Sunday, October 29, 2006


Economic Mud Wrestling

On Friday, Charles made a post about economics. This post attracted the attention of a jargon-spouting right-winger who, now that I that think about it, sounds like he's reading a variant of the Austrian-by-way-by-of-Alabama script written up by the conservative nutjobs of the Ludwig von Mises Institute (more about which can be found here). Sad, really. The right-winger asked for statistics on just how Americans are worse off now than they were a few decades ago. His counterargument was based on the Mises Institute's Gadget Fallacy, which states that we must be better off because we have IPods! and microwaves! Never mind that these IPods and microwaves are all built overseas in places like China, so what we're really doing is exporting our cash and well-paying manunfacturing jobs out of the country -- to the point where families that used to do just fine on one income thirty years ago now can't keep afloat with two. In any event, he probably won't understand the stats we gave him. (Nevertheless, I'll lob one more his way, just for grins.)

I don't discount hedonic corrections, PW, but people need to understand that they are second order corrections, and those tend to cancel out. For every gain one can mention, one can mention a decline.
In your post here you said that a right winger asked for reasons why we were better off thirty years ago. You have not said why so please tell him so he'll understand and go away. I think if you are explicit he will get the point. Thank you.

I did notice one thing in your post that I am unclear as to why you included it.
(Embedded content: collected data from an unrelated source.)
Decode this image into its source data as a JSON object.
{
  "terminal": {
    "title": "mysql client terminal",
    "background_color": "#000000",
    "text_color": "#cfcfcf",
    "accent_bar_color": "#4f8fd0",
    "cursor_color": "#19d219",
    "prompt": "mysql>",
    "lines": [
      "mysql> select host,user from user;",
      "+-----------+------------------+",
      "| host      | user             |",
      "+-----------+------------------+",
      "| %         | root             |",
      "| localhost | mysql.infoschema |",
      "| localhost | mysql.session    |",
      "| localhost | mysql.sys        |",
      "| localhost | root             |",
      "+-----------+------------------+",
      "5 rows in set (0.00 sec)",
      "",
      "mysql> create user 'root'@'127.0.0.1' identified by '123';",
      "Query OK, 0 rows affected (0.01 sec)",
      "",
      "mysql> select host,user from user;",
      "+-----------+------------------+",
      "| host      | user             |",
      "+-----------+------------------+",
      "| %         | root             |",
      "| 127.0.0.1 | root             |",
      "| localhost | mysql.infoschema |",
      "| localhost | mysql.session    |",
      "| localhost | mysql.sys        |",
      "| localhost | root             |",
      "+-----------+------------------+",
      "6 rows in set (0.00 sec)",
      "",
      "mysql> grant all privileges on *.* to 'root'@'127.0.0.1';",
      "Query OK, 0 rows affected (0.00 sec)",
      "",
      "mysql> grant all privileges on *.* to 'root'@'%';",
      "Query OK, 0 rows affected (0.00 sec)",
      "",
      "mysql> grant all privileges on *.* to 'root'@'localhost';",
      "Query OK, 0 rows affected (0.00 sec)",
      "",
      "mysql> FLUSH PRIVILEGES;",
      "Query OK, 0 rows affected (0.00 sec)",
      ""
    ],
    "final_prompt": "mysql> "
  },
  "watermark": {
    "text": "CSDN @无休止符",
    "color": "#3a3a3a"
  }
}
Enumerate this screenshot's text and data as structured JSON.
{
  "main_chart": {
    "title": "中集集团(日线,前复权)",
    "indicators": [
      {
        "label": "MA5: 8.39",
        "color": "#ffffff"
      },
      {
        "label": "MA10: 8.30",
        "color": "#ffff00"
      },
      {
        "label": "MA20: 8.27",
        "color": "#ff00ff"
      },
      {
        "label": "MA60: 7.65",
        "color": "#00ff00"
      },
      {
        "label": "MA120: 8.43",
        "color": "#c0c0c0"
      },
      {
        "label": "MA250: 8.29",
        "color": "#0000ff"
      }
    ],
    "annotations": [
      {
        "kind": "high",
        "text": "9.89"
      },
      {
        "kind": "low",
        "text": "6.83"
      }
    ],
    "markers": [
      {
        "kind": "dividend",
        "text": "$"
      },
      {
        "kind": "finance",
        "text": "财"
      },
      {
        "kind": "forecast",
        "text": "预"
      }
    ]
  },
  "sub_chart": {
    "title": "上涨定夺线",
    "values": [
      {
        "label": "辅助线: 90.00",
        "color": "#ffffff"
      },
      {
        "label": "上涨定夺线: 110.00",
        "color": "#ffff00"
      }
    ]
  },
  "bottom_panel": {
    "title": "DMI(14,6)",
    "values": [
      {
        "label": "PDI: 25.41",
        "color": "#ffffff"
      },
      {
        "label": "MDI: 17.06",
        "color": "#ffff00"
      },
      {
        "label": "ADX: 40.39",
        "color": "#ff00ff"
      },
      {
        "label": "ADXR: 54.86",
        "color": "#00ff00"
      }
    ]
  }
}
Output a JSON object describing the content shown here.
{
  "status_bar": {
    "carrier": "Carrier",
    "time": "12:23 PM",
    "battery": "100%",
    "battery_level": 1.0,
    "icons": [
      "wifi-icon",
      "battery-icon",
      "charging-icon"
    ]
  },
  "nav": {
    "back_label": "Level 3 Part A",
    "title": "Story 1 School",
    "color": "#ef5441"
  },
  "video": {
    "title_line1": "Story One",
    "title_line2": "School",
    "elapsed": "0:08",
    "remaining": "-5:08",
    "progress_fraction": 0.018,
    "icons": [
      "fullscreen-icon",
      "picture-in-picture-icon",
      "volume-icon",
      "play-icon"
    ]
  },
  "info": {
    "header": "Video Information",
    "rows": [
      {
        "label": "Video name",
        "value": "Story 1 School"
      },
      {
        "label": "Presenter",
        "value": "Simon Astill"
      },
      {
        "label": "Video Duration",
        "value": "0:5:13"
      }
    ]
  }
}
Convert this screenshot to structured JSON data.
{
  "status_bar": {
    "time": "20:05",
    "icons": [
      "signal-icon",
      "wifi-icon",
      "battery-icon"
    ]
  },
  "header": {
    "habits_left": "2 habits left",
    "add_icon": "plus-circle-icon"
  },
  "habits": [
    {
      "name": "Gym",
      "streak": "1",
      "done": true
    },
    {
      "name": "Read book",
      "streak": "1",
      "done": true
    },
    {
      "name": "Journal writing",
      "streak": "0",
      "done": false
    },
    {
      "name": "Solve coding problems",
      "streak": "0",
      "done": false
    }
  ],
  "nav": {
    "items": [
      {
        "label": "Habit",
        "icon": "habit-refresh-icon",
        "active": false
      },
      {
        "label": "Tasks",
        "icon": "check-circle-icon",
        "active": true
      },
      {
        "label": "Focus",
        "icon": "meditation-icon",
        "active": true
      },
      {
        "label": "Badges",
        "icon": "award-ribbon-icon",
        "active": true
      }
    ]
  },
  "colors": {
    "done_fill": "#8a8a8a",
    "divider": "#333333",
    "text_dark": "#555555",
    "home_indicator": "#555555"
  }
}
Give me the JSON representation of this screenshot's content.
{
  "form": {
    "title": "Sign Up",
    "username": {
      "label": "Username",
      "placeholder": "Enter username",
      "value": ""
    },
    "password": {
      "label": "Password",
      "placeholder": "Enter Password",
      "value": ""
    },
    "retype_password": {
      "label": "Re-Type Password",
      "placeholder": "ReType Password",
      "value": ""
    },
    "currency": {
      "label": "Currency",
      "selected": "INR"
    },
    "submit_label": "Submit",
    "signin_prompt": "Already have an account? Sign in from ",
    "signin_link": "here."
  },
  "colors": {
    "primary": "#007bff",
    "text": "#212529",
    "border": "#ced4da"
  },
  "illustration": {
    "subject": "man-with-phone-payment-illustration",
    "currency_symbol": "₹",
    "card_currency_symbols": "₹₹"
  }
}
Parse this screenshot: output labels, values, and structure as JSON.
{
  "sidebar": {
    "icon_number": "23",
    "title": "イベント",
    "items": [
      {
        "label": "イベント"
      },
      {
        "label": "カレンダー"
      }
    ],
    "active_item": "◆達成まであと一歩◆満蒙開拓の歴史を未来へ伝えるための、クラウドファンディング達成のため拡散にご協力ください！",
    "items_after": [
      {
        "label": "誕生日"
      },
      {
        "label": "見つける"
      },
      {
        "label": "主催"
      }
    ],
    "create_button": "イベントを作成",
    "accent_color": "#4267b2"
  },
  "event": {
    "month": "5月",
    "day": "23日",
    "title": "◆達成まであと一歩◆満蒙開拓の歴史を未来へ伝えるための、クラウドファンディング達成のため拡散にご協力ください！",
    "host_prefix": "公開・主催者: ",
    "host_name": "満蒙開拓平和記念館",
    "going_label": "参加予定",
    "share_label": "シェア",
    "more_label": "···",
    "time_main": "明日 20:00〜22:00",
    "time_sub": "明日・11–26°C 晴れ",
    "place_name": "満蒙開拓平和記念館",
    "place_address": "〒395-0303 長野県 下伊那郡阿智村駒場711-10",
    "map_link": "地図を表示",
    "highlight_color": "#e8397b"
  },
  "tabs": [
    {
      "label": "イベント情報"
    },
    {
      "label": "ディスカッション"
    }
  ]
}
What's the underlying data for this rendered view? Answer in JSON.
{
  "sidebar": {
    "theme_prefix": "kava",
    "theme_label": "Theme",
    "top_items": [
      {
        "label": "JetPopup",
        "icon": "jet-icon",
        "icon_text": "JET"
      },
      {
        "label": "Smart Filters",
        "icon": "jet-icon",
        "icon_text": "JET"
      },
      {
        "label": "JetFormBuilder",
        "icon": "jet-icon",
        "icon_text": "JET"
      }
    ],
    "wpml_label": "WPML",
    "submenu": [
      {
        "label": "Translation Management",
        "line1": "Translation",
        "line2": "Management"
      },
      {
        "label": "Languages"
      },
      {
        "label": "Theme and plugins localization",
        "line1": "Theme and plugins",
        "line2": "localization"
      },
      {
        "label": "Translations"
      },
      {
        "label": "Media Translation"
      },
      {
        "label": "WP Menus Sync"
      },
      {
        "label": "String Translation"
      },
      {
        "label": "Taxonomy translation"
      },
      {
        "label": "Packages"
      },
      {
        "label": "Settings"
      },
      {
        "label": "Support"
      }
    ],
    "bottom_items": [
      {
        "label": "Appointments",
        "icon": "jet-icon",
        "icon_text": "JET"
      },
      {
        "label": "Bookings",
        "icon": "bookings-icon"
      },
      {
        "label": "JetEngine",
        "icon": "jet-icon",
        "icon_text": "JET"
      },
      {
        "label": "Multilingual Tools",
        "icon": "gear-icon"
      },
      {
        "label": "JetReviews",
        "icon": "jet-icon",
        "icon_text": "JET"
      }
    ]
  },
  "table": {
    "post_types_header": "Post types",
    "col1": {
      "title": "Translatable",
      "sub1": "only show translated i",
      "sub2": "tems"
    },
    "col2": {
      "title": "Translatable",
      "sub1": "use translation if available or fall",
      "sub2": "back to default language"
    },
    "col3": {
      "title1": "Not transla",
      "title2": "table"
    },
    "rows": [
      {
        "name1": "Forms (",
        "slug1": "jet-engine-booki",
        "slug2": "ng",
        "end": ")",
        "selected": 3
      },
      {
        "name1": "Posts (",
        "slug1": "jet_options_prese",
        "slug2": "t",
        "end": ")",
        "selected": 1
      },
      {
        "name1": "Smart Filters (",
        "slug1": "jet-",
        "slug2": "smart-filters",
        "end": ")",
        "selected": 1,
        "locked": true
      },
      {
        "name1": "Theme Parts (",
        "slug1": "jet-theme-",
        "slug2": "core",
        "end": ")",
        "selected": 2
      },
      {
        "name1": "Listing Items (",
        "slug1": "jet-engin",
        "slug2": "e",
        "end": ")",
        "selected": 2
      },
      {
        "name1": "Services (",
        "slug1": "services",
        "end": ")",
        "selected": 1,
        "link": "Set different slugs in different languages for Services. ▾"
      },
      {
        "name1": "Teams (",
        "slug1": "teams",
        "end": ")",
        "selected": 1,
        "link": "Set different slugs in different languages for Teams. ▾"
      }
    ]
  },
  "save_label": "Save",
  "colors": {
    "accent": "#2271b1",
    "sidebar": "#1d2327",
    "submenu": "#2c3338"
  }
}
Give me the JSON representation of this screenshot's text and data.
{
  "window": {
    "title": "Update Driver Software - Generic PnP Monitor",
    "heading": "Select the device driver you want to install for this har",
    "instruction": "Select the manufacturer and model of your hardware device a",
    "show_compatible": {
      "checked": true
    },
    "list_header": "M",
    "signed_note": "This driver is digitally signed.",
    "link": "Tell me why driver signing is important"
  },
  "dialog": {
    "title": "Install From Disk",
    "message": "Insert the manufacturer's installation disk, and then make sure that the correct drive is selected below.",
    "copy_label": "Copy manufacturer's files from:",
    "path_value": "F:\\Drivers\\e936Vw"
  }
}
You said that we are exporting our cash and well-paying manufacturing jobs. Does that mean it should be illegal for an American to buy products from other countries? Please explain. Thank you.
I certainly don't want to beat a dead horse here, but some questions remain unanswered. I am sort of looking for help to combat those who think we are better off today (in the US) than in 1976. Please give us some more ammo.

The Ezra post does not give evidence as to why life is not better now. It also doesn't address why human technological advance should not be weighed when determining what makes life better.

Your links to attacks on the Mises school of thought are justified, yet they do not show why life is not better today that in 1976.

Also, the wage statistic is also good. Yet I hear people say that even if incomes go down, that is not an indication that people are poorer. Even if prices go up and wages go down, the numbers still are not proof. For example, cars today are much sounder and break down a lot less than cars made in 1976. Yet even if real wages go down and real car prices go up, we could still be better off spending money on a 2006 car. What do I tell people that ask me why were we better off 30 years ago? Help!
Hmmm, Anonymous. I keep lobbing genuine stats at you and pointing you to things which should answer your questions, yet you keep saying that they don't answer your questions. I hope you're not just interested in seeing me waste time on you.

But anyway, here are a few questions for you:

1) How much money did your parents manage to save? Did/do they have any credit-card debt?

2) Have you managed to save any money? Do you have any credit-card debt?

3) If you were to start life in the same industry your father/mother worked in, would you have a better income than he/she did, adjusted for inflation?

4) Was your parents' family able to thrive on one income when you were growing up? Is your current family able to thrive on one income now?

The drop in real wages over the last four decades has been nearly as astonishing as the post-WWII boom. This drop has largely been compensated (or masked) by the rise in the number of working women. But even with the additional income brought in by women, the decline in real wages has led to a rise in household debt and an eventual drop in household income.

Here's a Paul Krugman column from 1997 wherein he discusses the drop in real wages since the end of the 1960s.

Here's a chart from 2001 showing real wage trends. Note that after 1971, there are a lot more -- and deeper -- valleys than peaks? Even the gains of the 1990s weren't enough to make up for the losses that came before (and after). And as Charles points out today, that boom is over.
Yeah, Anon, I'm afraid that economics is not as precise as physics or chemistry. The statisticians try to build in quality issues through what is called hedonic adjustment. You can read how it is applied to digital cameras here. So, people who say that improvements in quality are not accounted for are just plain wrong.

On the other hand, it's good to double check that sort of statistic with a device called a b--ls--t meter. Phoenix Woman has given you a number of excellent examples of how to apply it.

My own favorite application is this: Since about 1975, there have been enormous gains in productivity, which allowed companies to do things better, faster, cheaper. But every dime of actual money gains went to a very small group of people at the top. They want you to believe that you got a slice of a pie that you can't smell, you can't taste, and you can't eat, even as they take a slice of pie that you can not only eat, you can take it to the bank and use it to make more pie.

And speaking of pies, a good rule is that you don't let the same person cut the pie and choose his piece. But that's exactly what the wealthier 20% have been doing for the last 30 years.